«Le sentenze della Corte gettano le aziende fornitrici di dispositivi medici in una situazione di grande incertezza economico-finanziaria». A lanciare l’allarme sul tema del payback dei dispositivi medici è Grazia Guida, presidente Aforp.
Quali sono le conseguenze del provvedimento sul settore?
«Dopo la sentenza della Corte costituzionale, che parla di “contributo di solidarietà” e di “legittimità”, siamo posti di fronte a una riflessione: se di solidarietà si tratta perché viene richiesta solo ad alcune aziende del settore sanitario? Il contributo di solidarietà in questa veste va ad impattare sul discorso economico-finanziario di ogni azienda, piccola o grande che sia. Non essendo questa una tassa caricata e riconosciuta come costo, le aziende che hanno pagato le tasse per gli anni considerati non avevano riconosciuto il costo e quindi riporteranno un danno aziendale. Molti chiuderanno, altri dovranno ricorrere a debiti finanziari, altri necessariamente rivedere il loro piano strategico, o gli investimenti in tema di innovazione o di assunzioni. Le aziende non possono essere chiamate a coprire da sole uno splafonamento che serve a coprire dei bisogni. Va anche notato che quelle regioni che hanno sforato la spesa, sono le regioni che hanno dato più sanità pubblica. Le regioni come la Lombardia che si appoggiano di più sulla sanità privata, non hanno questa quota da restituire, perché non risulta che abbiano sforato la spesa sanitaria. Mi pare che si tratti di una specie di federalismo camuffato di cui non avevamo contezza».

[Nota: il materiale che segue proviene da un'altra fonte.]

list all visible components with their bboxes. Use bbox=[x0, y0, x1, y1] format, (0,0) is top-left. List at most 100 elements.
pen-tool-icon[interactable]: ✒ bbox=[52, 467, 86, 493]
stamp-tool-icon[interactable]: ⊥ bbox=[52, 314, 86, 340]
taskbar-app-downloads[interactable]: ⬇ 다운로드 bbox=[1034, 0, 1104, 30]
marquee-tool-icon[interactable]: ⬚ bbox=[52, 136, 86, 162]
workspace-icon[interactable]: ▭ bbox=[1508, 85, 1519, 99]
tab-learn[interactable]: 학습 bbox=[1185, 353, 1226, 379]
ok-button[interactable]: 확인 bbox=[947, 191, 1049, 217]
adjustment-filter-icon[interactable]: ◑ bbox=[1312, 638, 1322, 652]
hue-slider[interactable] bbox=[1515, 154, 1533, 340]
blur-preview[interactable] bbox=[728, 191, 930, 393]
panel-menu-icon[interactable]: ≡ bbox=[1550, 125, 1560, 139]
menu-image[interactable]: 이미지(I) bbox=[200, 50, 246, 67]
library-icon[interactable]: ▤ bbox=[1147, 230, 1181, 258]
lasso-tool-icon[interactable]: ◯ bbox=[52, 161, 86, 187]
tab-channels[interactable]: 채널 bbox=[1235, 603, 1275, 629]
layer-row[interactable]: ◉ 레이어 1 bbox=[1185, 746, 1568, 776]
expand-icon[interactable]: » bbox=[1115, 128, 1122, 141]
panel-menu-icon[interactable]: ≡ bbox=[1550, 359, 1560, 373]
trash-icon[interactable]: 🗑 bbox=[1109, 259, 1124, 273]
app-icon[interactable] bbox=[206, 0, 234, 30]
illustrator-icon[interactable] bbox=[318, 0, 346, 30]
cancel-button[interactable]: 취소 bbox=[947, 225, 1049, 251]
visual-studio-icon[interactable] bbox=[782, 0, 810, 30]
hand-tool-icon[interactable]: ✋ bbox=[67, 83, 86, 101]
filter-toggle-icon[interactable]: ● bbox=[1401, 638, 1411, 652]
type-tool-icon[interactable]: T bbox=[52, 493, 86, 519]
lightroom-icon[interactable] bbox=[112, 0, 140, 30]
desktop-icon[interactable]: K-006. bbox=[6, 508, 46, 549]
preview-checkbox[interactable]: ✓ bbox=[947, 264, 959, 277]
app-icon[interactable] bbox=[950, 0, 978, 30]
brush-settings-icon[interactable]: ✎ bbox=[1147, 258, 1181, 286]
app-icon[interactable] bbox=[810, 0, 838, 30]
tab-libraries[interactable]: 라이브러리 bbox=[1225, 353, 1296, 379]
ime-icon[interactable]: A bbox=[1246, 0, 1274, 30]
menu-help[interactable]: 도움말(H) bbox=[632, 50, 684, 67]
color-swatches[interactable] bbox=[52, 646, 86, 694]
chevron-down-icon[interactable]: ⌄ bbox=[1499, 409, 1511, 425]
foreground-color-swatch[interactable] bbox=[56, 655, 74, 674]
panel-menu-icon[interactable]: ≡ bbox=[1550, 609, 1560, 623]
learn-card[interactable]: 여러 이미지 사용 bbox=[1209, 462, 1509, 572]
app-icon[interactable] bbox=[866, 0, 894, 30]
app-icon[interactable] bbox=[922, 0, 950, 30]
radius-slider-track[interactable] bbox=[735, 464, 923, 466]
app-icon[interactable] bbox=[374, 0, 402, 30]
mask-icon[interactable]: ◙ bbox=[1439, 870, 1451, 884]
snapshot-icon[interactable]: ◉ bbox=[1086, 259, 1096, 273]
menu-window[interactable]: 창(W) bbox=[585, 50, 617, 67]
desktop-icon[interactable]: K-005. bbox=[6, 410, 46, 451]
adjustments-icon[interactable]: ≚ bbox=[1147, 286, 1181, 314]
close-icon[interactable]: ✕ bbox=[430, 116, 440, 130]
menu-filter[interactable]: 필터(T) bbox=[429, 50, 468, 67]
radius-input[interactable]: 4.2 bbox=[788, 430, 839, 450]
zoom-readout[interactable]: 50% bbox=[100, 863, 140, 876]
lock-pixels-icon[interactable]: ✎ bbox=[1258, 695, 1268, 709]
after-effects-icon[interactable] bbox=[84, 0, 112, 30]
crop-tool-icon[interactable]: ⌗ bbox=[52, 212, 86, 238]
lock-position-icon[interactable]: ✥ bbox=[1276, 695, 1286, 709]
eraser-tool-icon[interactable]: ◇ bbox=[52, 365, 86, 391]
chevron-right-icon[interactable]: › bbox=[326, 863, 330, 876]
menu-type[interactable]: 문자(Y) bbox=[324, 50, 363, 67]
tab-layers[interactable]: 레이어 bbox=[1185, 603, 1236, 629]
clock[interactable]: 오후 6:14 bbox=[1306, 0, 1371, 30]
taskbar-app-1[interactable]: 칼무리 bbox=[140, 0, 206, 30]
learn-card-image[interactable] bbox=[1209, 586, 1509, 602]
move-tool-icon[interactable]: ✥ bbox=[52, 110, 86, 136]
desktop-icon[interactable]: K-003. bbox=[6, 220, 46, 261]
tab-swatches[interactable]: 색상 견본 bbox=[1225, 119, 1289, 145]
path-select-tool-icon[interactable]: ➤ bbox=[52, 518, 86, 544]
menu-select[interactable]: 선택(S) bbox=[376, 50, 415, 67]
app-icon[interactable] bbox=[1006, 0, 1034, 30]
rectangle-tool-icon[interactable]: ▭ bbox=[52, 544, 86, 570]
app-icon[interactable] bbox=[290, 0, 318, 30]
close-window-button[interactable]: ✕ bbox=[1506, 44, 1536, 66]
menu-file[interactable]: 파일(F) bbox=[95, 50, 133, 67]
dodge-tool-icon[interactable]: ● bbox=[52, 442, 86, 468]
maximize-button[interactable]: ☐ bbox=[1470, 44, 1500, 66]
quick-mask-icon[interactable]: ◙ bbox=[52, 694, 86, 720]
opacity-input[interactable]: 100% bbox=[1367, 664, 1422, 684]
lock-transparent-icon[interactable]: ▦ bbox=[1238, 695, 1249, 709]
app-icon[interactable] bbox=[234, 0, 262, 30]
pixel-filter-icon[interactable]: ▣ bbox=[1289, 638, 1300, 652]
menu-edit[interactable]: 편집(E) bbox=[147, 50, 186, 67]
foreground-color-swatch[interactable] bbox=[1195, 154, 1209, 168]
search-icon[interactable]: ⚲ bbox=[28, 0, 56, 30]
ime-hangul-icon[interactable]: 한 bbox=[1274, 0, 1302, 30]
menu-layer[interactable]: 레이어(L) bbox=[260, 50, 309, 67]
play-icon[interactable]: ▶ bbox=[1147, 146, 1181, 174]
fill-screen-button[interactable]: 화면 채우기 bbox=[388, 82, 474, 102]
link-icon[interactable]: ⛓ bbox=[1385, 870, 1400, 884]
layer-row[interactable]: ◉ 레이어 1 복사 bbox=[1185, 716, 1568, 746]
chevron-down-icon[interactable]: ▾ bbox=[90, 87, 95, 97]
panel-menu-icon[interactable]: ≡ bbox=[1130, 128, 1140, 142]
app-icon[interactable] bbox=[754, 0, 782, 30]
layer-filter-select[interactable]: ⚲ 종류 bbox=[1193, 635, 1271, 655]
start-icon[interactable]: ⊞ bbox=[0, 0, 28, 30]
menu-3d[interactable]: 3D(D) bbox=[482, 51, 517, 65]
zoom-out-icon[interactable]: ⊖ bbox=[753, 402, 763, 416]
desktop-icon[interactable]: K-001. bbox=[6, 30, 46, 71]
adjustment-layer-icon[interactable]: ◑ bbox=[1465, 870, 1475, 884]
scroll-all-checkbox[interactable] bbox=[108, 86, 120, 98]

In Puglia di che numeri parliamo?
«Tra aziende fornitrici dirette e indotto parliamo quasi di 3mila realtà imprenditoriali. Noi abbiamo spedizionieri, vettori terzi verso l’estero e il resto d’Italia, agenti a cui si somma tutto l’indotto. Destabilizzando così i bilanci di queste imprese si va a depotenziare tutto il sistema. Se di contributo di solidarietà dobbiamo parlare, questo può essere mai pari al 48% di uno splafonamento? Un’azienda non può vivere in una condizione di incertezza economico-finanziaria del genere. Nel momento in cui le piccole aziende, che sono la spina dorsale del paese vengono meno, nemmeno i giovani saranno attratti a rimanere sul territorio. Il nostro è un settore altamente qualificato e specialistico, che si apre alle professioni delle bio-ingegnerie, a quelle infermieristiche. Tutto potenziale che andrebbe perso».
Quali sono le vostre richieste?
«Noi chiediamo innanzitutto al governo e al ministero delle Imprese che vi sia un tavolo di crisi nazionale che coinvolga tutti gli attori in campo e che ci venga riconosciuto di essere un asse strategico per il Paese. Bisogna scrivere una nuova pagina di storia».